On that evening, my younger daughter and her husband contacted the sheriff’s office when it became apparent that Cynthia had not moved her car from beside a barn-apartment on my property in an unusually long time. We also needed to alert the sheriff’s office to the possibility that Cynthia had a gun and might fearfully seek to use her weapon if she felt threatened.
Two deputies arrived in good time and asked my son-in-law to let them handle the situation, assuring him that they would report back any findings. So my younger daughter, son-in-law, and I remained in the main house on the property, which is out of sight of the barn, while the deputies assessed the situation. They eventually opted for one of them to enter the premises through a window that they were able to open.

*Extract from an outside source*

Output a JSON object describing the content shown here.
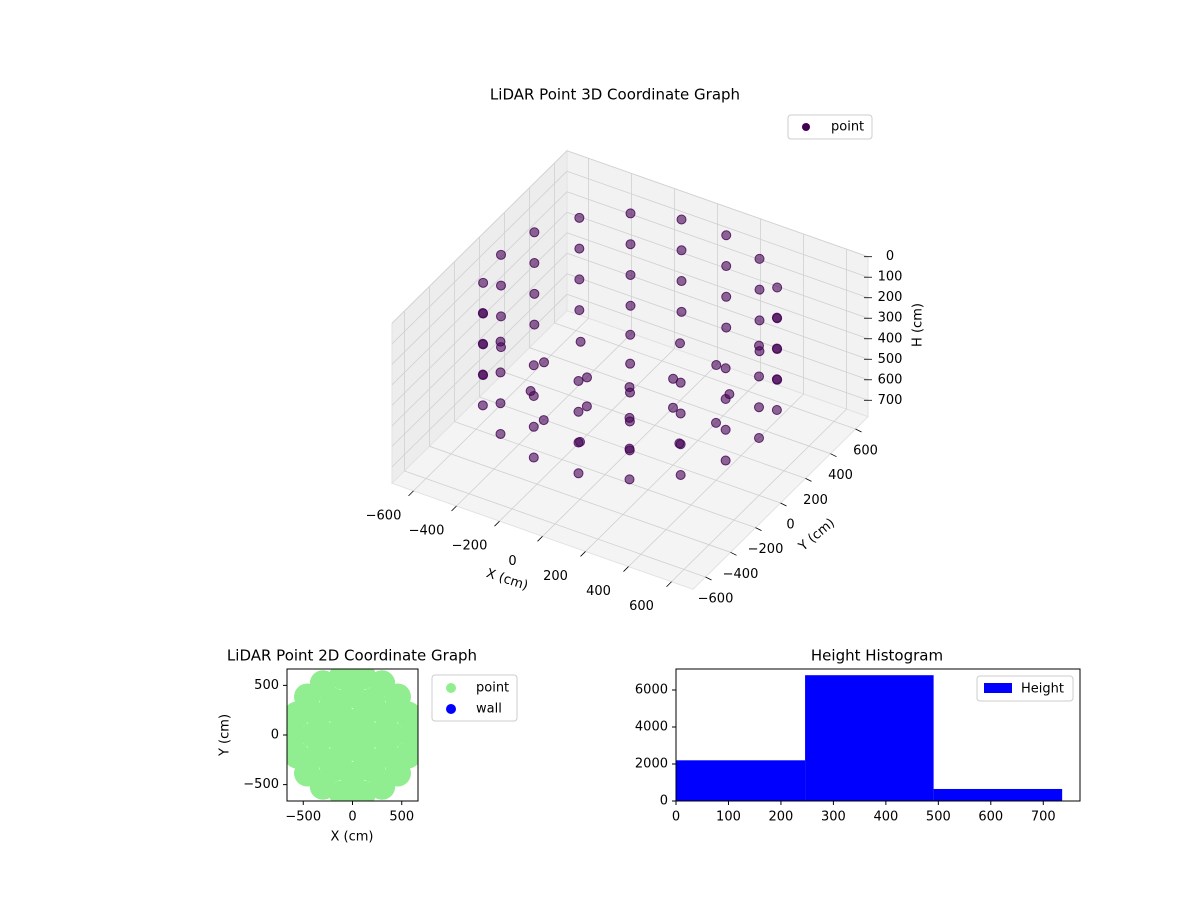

Later, one of the two who identified himself as Jason Bates, rang our doorbell and offered to enter (in uniform, wearing a mask) to speak to me. Being age 95, I have been living a quarantined life for many months. With me wearing a mask and Mr. Bates wearing one, however, I felt comfortable listening to his report within my home.
Mr. Bates was exemplary: sympathetic, kind, sensitive, professional, patient, and obviously willing to be helpful in any way. He even left his business card and encouraged us to call him if we had any follow-up questions. He explained that Cynthia appeared to have died of natural causes (later confirmed by an autopsy). We learned that the other deputy — the one we did not meet — had been the first one to bravely enter the premises, not knowing what he would encounter or find.
I was left with high regard for the conduct and responsiveness of these two deputies in particular and of the sheriff’s department in general. They enabled a horrible circumstance to be bearable.